Welcome regulatory action
The importance placed on operational resilience by the FCA is an opinion shared by Michael Davies, head of global operations at Calastone. “We welcome the regulators’ actions. In addition to ensuring asset managers enhance their business continuity plans, the regulation will also ensure firms are asking questions of their suppliers and service providers (including tech vendors) in terms of operational resilience, business continuity, and disaster recovery.”
The increased importance of operational resilience has also been a result of situational and not just regulatory developments, from the global pandemic to the war in Ukraine and the resulting market volatility that results from geopolitical or macroeconomic shocks. There is also the threat of cyber attacks, an area that continues to become more sophisticated and more threatening. But it was the global lockdown and the move to working from home that revealed to Davies the sliding scale of preparedness among market participants. “As a tech company and a financial network, we had planned for these kinds of scenarios. We moved to work from home two weeks before the UK government’s imposition because we were confident of our ability to make that migration.”
“Many firms struggled”
One of the reasons that so many firms failed was an unwillingness to widen the scope of their scenarios in their operational resilience planning. “Many firms struggled because they hadn’t foreseen or modelled a scenario like a global pandemic,” says Davies. Calastone has adopted a very formal risk management approach when it comes to scenario-planning. “There are questions about volumes; we want to make sure that our systems are able to manage volatility and the impact on trading volumes during moments of market stress – such as the SVB collapse, the UK mini-budget of 2022, or the outbreak of war between Russia and Ukraine,” says Davies.
“For us, the market-wide focus on operational resilience has been a reinforcement of the steps we have already taken and the processes that we already have in place. We always aim to deliver a robust service and to ensure that if there is an outage or a spike in traffic, our clients notice no change and suffer no impact. The biggest change for Calastone as a result of the regulations is the need to evidence everything we do and ensure that all our clients are comfortable with our BC plan, says Davies. “Implementing ISO23001, the international standard for business continuity, was a key step here. It specifies that not only should a BC plan exist, but it should be regularly communicated, evaluated, and updated. Our clients want that reassurance, so you need those lines of communication and that interoperability.”
Successful business continuity
Calastone’s system is set up to ensure clients are never impacted by a market event, says Davies. On the technical side, the platform runs an active/active environment from a combination of physical data centres and cloud-based infrastructure. Each data centre is capable of running the system independently and managing a full day’s traffic. This is regularly tested by taking at least one data centre offline. Calastone also performs rigorous system monitoring, not just of Calastone’s platform but also of client behaviours and systems. Alerts are triggered if a server CPU or any other app or hardware is running at an excessively high level for longer than advised or if system performance drops below the expected level. “This ensures that the majority of action taken is pre-emptive, with potential system issues identified and resolved before they ever threaten to impact a customer,” says Davies.

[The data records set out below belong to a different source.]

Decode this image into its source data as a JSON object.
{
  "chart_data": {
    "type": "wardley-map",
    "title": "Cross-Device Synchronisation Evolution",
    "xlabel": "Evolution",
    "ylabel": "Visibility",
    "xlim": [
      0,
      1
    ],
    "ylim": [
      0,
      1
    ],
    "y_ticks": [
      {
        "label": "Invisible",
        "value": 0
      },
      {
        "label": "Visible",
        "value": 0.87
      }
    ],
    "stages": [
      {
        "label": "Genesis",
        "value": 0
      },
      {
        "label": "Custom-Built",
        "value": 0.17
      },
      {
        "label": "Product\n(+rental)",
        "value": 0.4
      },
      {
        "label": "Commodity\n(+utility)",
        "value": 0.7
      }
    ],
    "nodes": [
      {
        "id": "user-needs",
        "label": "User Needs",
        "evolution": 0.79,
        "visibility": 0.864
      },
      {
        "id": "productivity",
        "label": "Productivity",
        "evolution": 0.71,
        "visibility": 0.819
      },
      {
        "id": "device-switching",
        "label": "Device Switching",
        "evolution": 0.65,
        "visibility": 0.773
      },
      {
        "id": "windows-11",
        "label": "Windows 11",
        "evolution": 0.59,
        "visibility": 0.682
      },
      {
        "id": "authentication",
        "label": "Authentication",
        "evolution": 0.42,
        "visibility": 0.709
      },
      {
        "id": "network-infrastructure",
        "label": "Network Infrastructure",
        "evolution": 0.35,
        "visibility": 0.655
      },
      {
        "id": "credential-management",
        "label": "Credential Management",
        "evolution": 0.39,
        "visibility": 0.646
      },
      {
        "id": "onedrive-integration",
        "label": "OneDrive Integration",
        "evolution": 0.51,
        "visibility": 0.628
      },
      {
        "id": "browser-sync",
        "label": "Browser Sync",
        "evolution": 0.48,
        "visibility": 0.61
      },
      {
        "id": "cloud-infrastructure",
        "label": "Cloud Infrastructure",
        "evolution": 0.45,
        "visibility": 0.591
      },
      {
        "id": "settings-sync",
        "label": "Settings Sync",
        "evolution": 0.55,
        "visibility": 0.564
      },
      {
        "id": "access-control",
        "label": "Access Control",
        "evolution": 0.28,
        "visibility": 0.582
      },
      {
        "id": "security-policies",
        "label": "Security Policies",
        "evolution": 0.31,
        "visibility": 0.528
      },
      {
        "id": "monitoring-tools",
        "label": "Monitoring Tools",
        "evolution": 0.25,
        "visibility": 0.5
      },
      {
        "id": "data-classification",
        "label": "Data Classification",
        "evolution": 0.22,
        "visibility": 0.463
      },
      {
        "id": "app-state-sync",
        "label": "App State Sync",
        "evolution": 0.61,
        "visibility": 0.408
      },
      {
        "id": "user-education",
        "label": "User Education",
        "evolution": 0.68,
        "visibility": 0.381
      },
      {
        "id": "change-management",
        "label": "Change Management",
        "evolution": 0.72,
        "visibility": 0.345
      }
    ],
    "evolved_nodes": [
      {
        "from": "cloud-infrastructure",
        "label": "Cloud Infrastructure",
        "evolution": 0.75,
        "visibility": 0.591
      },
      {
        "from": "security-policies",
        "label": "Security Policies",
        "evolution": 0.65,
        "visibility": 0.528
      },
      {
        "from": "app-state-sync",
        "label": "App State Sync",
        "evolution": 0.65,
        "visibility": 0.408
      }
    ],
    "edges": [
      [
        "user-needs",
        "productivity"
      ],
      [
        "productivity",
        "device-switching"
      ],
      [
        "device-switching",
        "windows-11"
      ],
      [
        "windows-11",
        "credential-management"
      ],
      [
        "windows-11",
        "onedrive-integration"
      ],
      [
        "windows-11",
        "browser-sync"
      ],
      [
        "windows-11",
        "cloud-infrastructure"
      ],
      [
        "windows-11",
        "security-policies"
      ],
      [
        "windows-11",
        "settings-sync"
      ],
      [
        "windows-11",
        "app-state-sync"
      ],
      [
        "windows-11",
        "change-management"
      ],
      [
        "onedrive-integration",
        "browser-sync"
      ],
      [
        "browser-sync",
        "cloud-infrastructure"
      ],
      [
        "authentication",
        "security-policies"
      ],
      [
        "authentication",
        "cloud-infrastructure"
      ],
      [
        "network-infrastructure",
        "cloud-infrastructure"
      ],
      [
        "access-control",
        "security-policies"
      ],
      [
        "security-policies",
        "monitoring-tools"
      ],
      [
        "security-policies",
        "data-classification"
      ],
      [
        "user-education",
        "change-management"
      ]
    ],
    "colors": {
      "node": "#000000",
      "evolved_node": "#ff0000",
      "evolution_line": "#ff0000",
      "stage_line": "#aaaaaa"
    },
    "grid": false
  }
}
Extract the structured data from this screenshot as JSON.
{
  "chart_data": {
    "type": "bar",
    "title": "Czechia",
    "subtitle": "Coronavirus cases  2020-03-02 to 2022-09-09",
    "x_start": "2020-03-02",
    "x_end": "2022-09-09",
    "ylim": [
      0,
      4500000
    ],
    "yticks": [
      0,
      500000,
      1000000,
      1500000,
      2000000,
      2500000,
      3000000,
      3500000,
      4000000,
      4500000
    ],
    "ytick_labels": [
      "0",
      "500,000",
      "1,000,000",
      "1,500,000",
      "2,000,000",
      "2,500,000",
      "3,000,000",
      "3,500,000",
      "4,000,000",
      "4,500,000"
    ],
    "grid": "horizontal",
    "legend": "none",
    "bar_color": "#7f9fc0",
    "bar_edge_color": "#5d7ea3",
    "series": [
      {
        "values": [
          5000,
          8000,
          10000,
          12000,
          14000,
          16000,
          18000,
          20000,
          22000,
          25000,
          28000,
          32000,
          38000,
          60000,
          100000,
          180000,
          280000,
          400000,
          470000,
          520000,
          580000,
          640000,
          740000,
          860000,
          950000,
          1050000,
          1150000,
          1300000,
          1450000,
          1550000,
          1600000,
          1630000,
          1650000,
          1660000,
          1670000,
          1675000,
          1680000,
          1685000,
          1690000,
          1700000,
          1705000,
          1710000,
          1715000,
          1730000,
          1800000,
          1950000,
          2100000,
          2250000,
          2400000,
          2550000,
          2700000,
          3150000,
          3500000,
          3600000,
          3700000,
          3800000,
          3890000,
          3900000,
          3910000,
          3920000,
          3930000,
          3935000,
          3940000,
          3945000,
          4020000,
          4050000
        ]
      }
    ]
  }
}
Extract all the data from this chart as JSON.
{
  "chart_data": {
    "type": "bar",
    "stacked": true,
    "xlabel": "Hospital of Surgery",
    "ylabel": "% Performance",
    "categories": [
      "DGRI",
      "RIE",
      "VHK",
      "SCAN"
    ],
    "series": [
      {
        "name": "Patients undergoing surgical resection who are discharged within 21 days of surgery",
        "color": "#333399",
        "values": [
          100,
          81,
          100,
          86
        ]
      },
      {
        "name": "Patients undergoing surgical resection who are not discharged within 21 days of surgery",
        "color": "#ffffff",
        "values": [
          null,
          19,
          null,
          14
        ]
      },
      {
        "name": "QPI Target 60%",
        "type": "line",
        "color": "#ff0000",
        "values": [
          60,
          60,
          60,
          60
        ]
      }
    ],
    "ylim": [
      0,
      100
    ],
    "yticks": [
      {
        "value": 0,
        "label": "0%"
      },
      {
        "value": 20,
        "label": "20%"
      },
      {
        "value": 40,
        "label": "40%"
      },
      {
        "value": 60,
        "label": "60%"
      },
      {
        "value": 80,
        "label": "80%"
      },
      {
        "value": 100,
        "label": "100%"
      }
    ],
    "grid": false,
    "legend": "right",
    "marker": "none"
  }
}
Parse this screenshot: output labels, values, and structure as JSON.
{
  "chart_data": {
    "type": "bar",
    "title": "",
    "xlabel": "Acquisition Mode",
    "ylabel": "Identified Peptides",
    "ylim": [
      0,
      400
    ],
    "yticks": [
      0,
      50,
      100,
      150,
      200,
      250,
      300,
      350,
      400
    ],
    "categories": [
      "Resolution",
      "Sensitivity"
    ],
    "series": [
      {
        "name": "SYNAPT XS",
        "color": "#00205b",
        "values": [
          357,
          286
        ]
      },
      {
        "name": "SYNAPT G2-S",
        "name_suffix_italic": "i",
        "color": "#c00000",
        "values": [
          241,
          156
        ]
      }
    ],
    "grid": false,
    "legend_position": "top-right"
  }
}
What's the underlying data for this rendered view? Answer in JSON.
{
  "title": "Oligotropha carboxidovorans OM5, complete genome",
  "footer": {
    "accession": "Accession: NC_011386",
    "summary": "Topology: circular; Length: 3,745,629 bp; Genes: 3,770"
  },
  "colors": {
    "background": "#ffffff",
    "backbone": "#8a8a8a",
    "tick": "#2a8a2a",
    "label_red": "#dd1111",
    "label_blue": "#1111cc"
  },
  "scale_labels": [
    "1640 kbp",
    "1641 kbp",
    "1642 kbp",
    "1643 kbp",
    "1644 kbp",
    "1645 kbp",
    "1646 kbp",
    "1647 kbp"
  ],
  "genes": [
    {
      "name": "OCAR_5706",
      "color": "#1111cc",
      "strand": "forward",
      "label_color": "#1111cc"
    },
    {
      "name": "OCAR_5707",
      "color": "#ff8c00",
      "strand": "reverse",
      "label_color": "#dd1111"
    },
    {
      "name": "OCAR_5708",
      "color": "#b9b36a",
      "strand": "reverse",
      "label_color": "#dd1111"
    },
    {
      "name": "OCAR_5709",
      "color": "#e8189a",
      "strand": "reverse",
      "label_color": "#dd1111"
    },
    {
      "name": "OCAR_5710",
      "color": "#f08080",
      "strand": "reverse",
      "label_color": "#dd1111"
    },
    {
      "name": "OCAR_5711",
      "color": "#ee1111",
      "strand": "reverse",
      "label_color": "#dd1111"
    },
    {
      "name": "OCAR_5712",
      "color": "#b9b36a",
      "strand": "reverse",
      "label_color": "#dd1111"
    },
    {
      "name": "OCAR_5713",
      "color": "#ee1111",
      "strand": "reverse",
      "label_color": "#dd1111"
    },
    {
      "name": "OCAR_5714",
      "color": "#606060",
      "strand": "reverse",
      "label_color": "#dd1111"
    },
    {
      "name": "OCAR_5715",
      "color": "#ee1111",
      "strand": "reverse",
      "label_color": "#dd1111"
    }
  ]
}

Successful business continuity is also about collaboration, and there are measures firms can take to ensure that if their counterparties experience a period of disruption, any impact is mitigated. “For example, we put a timestamp on any trades so that they can be retroactively executed at the intended time,” says Davies. Calastone is also part of an FCA working group dedicated to operational resilience and encouraging best practices – such as ensuring there are secondary lines of communication should a primary connection go down.”
As BC manager for the Calastone group, Davies is also responsible for overseeing testing and training for all staff. “Resilience is front and centre of everything we do at Calastone,” he says. “We have been increasing our focus every year and expanding our scope and our budget so it is drilled into staff at all levels because operational resilience is not just about technology; it is about people. You need to commit to it as a business, and you need to prepare for all eventualities.”